Thanks for playing! I agree, it was difficult to balance, and if I had more time I would have had an in-depth tutorial. But sadly gamejam time constraints forced my hand. Custom levels is a great idea, and I may consider adding it after the jam. 

I just wanna make a personal opinion here, for the future. I'm not sure what you have in mind for an "in depth tutorial" but I would say, do your absolute best to take out as much reading as possible.
There's definitely people that can be bothered reading lots, but there are also those who can't. Regrettably, I typically fall into the 'can't be bothered' section, especially if its within the first 5 seconds after I click play.
I find myself skipping a lot of sometimes important stuff in dialogue, or not reading helpful walls of text until I start to get frustrated. Which, ironically enough, was the fault of mine on Zenryoku's (original commenter here) game, lol.

One of the submissions in the jam, https://sairon711.itch.io/rebuilder-cursed-samurai has a big issue with this.
There is so much writing, explaining everything, and I don't think I personally even read more than 2 full lines, and still learned how the game works.
So the way their game is designed, it's easy to figure out, but they still over explain a lot, and its rather intrusive.

So, I would highly suggest trying to design a tutorial using 0 words, first, the adding as few text where it's needed after. Then explain in detail things that might be interesting. Like, how hurricanes work and why things do stuff. But make it something the player can read if they want to, rather than including it in the main tutorial.

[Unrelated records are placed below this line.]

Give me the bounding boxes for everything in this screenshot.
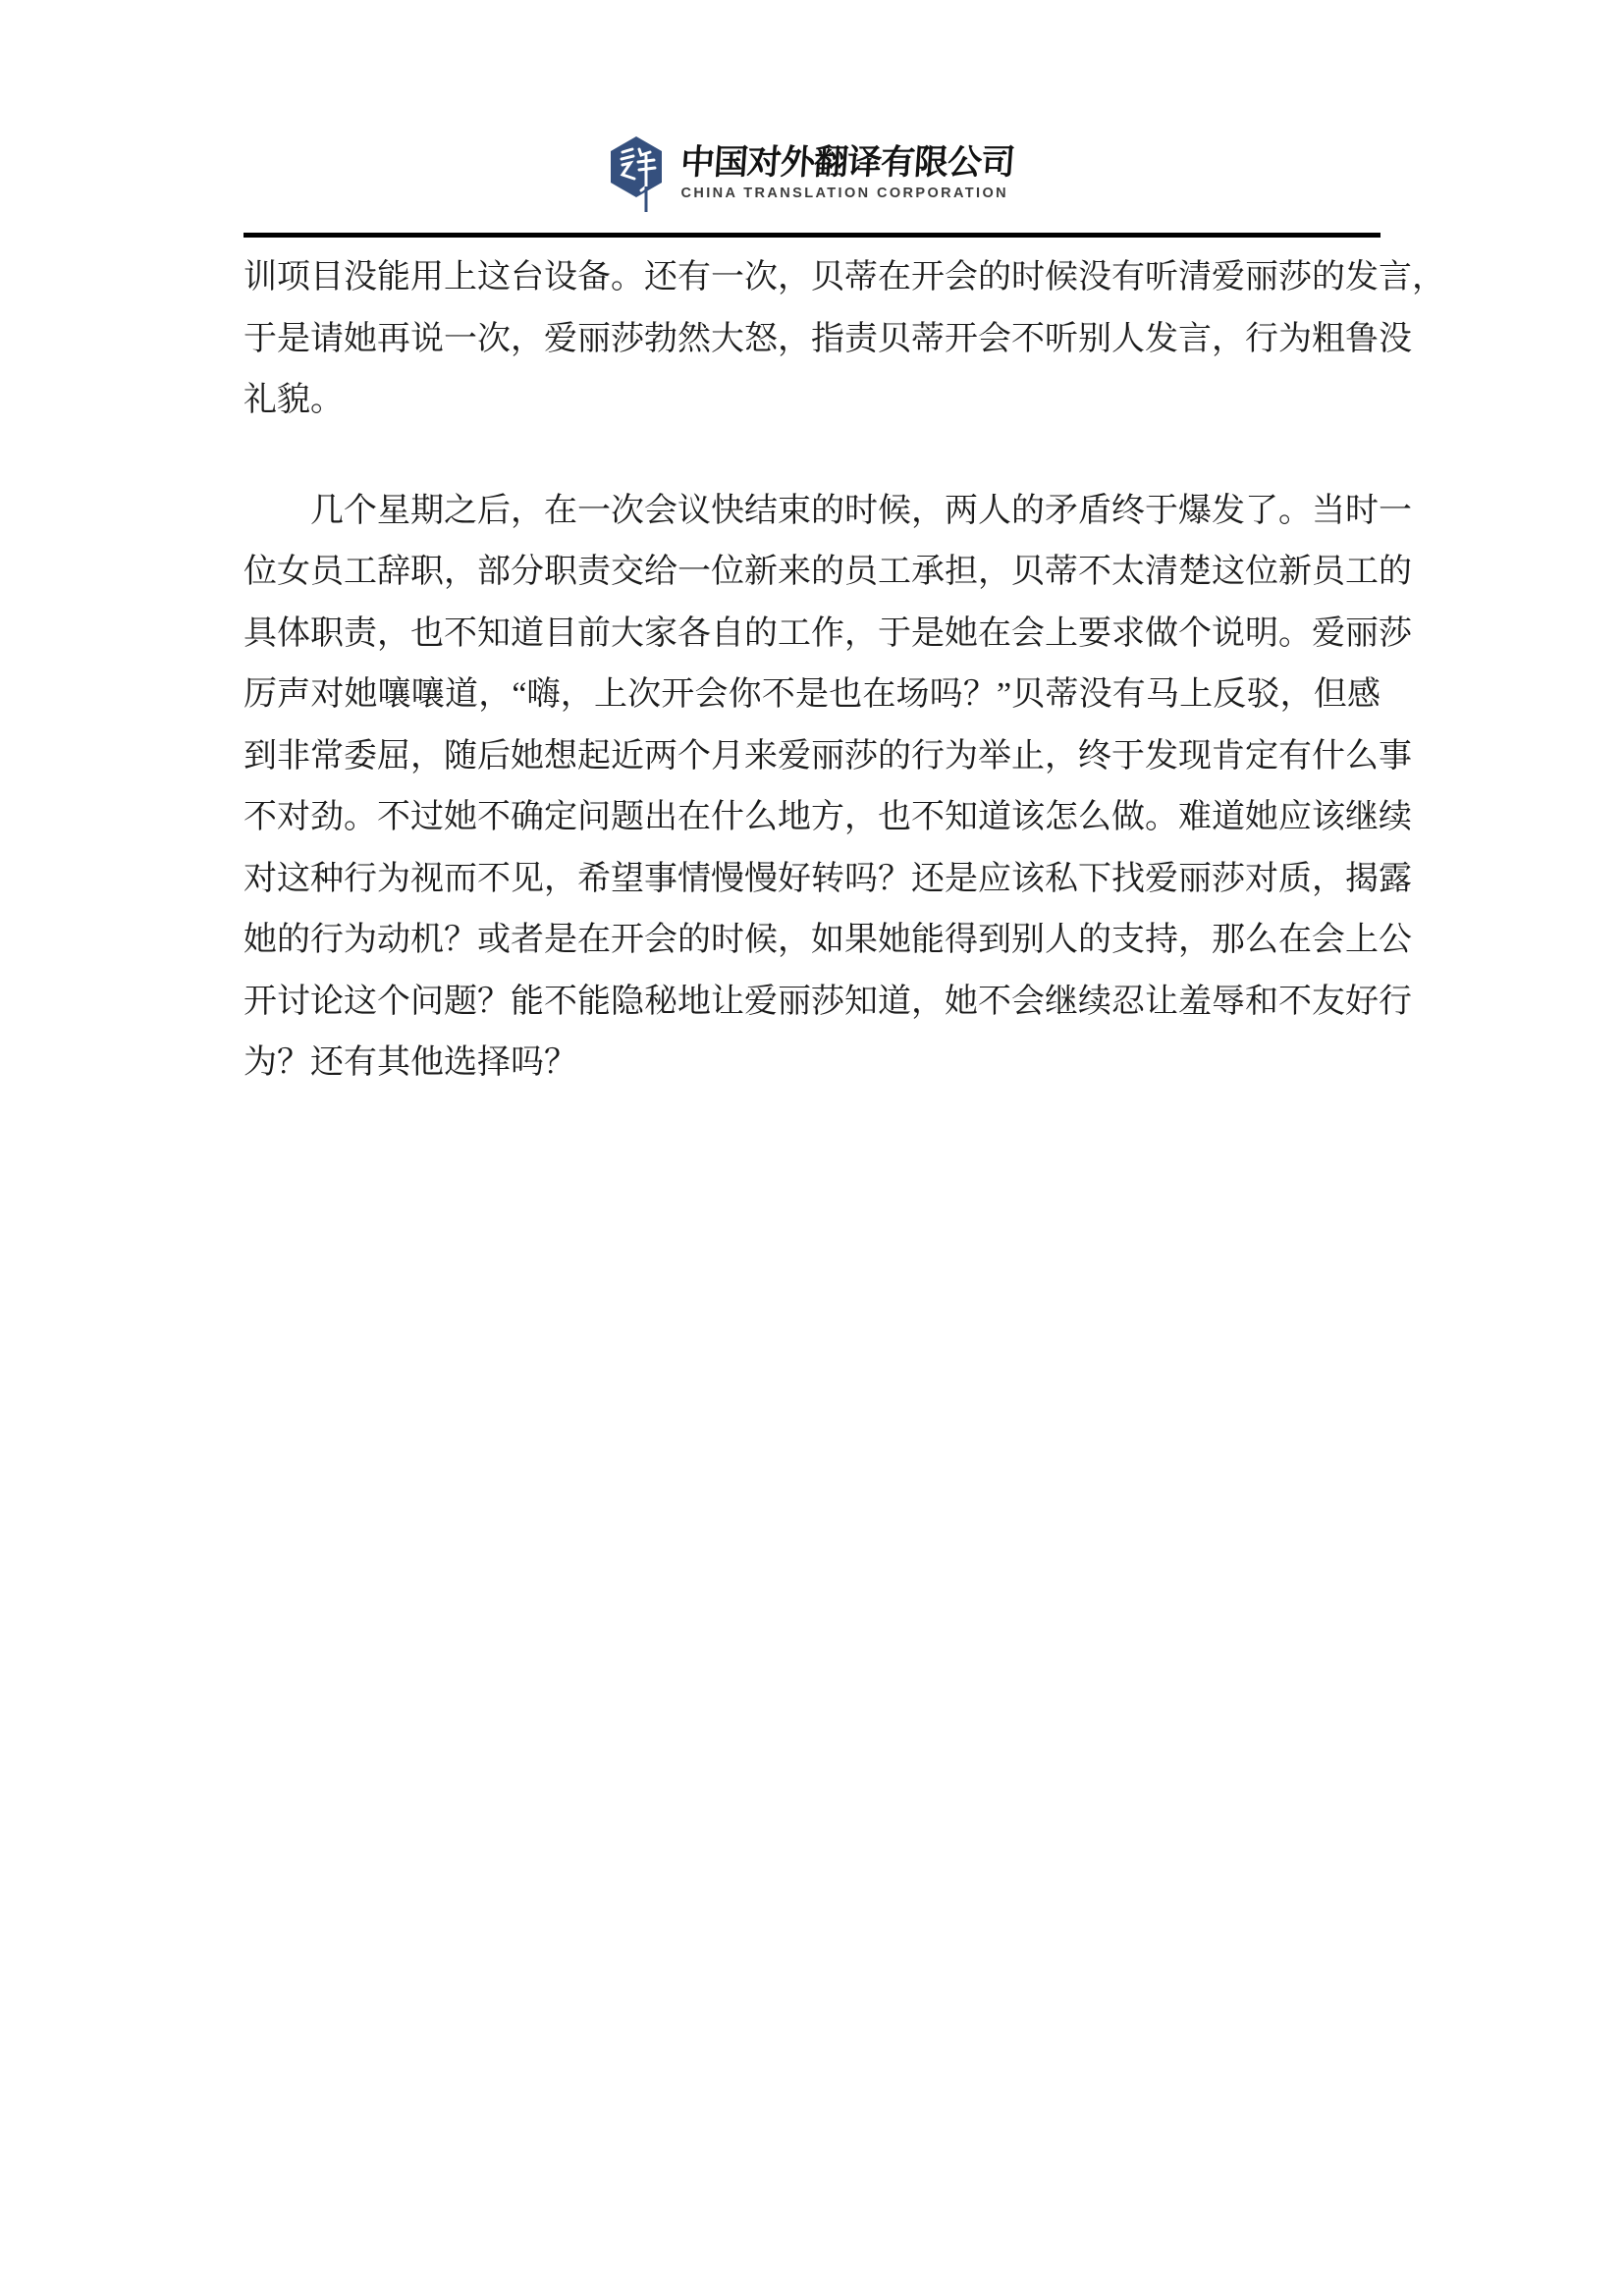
paragraph-line: 位女员工辞职，部分职责交给一位新来的员工承担，贝蒂不太清楚这位新员工的 [244, 542, 1380, 604]
header-divider [244, 233, 1380, 238]
company-logo: 中国对外翻译有限公司 CHINA TRANSLATION CORPORATION [0, 135, 1624, 221]
paragraph-line: 具体职责，也不知道目前大家各自的工作，于是她在会上要求做个说明。爱丽莎 [244, 604, 1380, 666]
paragraph-line: 为？还有其他选择吗？ [244, 1033, 1380, 1095]
paragraph-line: 厉声对她嚷嚷道，“嗨，上次开会你不是也在场吗？”贝蒂没有马上反驳，但感 [244, 665, 1380, 726]
document-page: 中国对外翻译有限公司 CHINA TRANSLATION CORPORATION… [0, 0, 1624, 2296]
paragraph-line: 开讨论这个问题？能不能隐秘地让爱丽莎知道，她不会继续忍让羞辱和不友好行 [244, 972, 1380, 1034]
paragraph-line: 几个星期之后，在一次会议快结束的时候，两人的矛盾终于爆发了。当时一 [244, 481, 1380, 543]
logo-hexagon-icon [609, 135, 664, 221]
paragraph-2: 几个星期之后，在一次会议快结束的时候，两人的矛盾终于爆发了。当时一 位女员工辞职… [244, 481, 1380, 1095]
paragraph-line: 礼貌。 [244, 370, 1380, 432]
paragraph-line: 到非常委屈，随后她想起近两个月来爱丽莎的行为举止，终于发现肯定有什么事 [244, 726, 1380, 788]
paragraph-1: 训项目没能用上这台设备。还有一次，贝蒂在开会的时候没有听清爱丽莎的发言， 于是请… [244, 247, 1380, 432]
company-name-zh: 中国对外翻译有限公司 [679, 143, 1016, 183]
company-name-en: CHINA TRANSLATION CORPORATION [680, 186, 1008, 201]
paragraph-line: 对这种行为视而不见，希望事情慢慢好转吗？还是应该私下找爱丽莎对质，揭露 [244, 849, 1380, 911]
document-body: 训项目没能用上这台设备。还有一次，贝蒂在开会的时候没有听清爱丽莎的发言， 于是请… [244, 247, 1380, 1095]
paragraph-line: 于是请她再说一次，爱丽莎勃然大怒，指责贝蒂开会不听别人发言，行为粗鲁没 [244, 309, 1380, 371]
paragraph-line: 她的行为动机？或者是在开会的时候，如果她能得到别人的支持，那么在会上公 [244, 910, 1380, 972]
paragraph-line: 训项目没能用上这台设备。还有一次，贝蒂在开会的时候没有听清爱丽莎的发言， [244, 247, 1380, 309]
logo-text-block: 中国对外翻译有限公司 CHINA TRANSLATION CORPORATION [680, 135, 1014, 201]
paragraph-line: 不对劲。不过她不确定问题出在什么地方，也不知道该怎么做。难道她应该继续 [244, 787, 1380, 849]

If you have new mechanics that get slowly introduced. A single easy level between real levels, that just basically shows the player what that new thing does, can be pretty helpful.
Rather than pausing the game, and giving a big old essay about how it works, just slam them in a spot where it's the only thing they can use and show them how it works.

Yeah, that is what I meant. Interactive text and arrows on-screen introducing new mechanics in each level. I had no time for that, though, given that I pushed the final update just a few mins before the deadline.